Operational Intelligence Manager

"With Airbyte, we could just push a few buttons, allow API access, and bring all the data into Google BigQuery. By blending all the different marketing data sources, we can gain valuable insights."

Learn more

How to Sync to Manually

Step 1: Identify Data Requirements

Begin by clearly identifying the specific data you need from LinkedIn pages. This could include company profiles, posts, employee data, or other relevant information. Make a list of the data fields you need to extract to ensure a focused and efficient data collection process.

Step 2: Access LinkedIn Data Manually

Access LinkedIn through your web browser and navigate to the pages from which you want to collect data. You might need to log in to your LinkedIn account to access some of the data. Use your browser's developer tools to inspect the page structure, which will help in identifying where and how the data is displayed.

Step 3: Extract Data Using Web Scraping

Write a web scraping script using a programming language like Python with libraries such as BeautifulSoup or Selenium. These libraries allow you to programmatically navigate web pages and extract the data you specified in step 1. Ensure that your scraping script respects LinkedIn's terms of service.

Step 4: Clean and Structure the Data

Once you've extracted the data, clean and format it for consistency. This may involve removing HTML tags, handling missing values, and converting data types as necessary. Use data manipulation libraries like Pandas in Python to help organize the data into a structured format such as a CSV file or JSON.

Step 5: Prepare Convex Database

Set up a database schema in Convex that matches the structure of your cleaned LinkedIn data. Define tables and fields according to the data types and relationships you identified. This setup will determine how you will store and query the data once it is imported into Convex.

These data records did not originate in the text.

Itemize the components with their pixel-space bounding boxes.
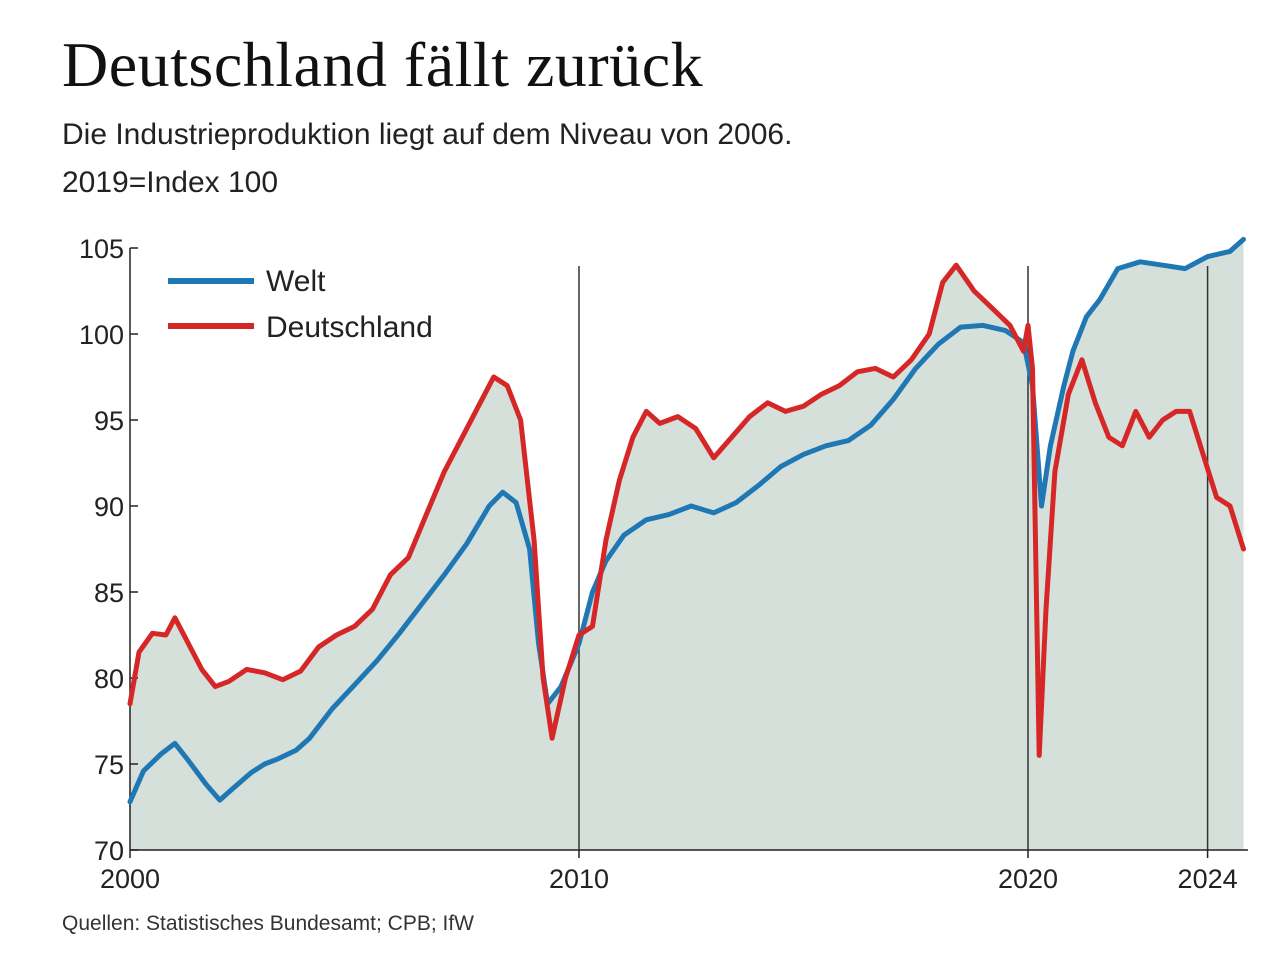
y-tick-label-90: 90: [94, 492, 124, 522]
x-tick-label-2020: 2020: [998, 864, 1058, 894]
unit-note: 2019=Index 100: [62, 166, 279, 199]
legend-label-deutschland: Deutschland: [266, 311, 433, 344]
axes: 70 75 80 85 90 95 100 105 2000 2010 2020 2024: [79, 234, 1248, 894]
y-tick-label-100: 100: [79, 320, 124, 350]
series-line-deutschland: [127, 262, 1246, 758]
chart-subtitle: Die Industrieproduktion liegt auf dem Ni…: [62, 118, 793, 151]
area-fill: [130, 239, 1244, 850]
y-tick-label-75: 75: [94, 750, 124, 780]
x-tick-label-2000: 2000: [100, 864, 160, 894]
y-tick-label-95: 95: [94, 406, 124, 436]
area-under-curves: [130, 239, 1244, 850]
source-note: Quellen: Statistisches Bundesamt; CPB; I…: [62, 912, 475, 935]
chart-title: Deutschland fällt zurück: [62, 29, 704, 100]
y-tick-label-85: 85: [94, 578, 124, 608]
series-lines: [127, 236, 1246, 805]
y-tick-label-80: 80: [94, 664, 124, 694]
y-tick-label-105: 105: [79, 234, 124, 264]
legend: Welt Deutschland: [168, 265, 433, 344]
y-tick-label-70: 70: [94, 836, 124, 866]
series-line-welt: [127, 236, 1246, 805]
legend-label-welt: Welt: [266, 265, 326, 298]
x-tick-label-2010: 2010: [549, 864, 609, 894]
x-tick-label-2024: 2024: [1178, 864, 1238, 894]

Step 6: Import Data into Convex

Use Convex's command line interface or API to upload your cleaned and structured data directly into the database. If you have your data in a CSV file, you may use a script to read the file and insert records into Convex, ensuring that the data types and field names align with your database schema.

Step 7: Verify and Validate Data Integrity

After importing the data, perform a thorough verification to ensure that all data has been correctly loaded into Convex. Run queries to check for data completeness, accuracy, and consistency. Address any discrepancies by re-extracting and re-importing the data as needed, and consider setting up a regular verification schedule for ongoing data accuracy.

By following these steps, you can manually move data from LinkedIn pages into Convex without relying on third-party connectors or integrations, ensuring a customized process tailored to your specific data needs.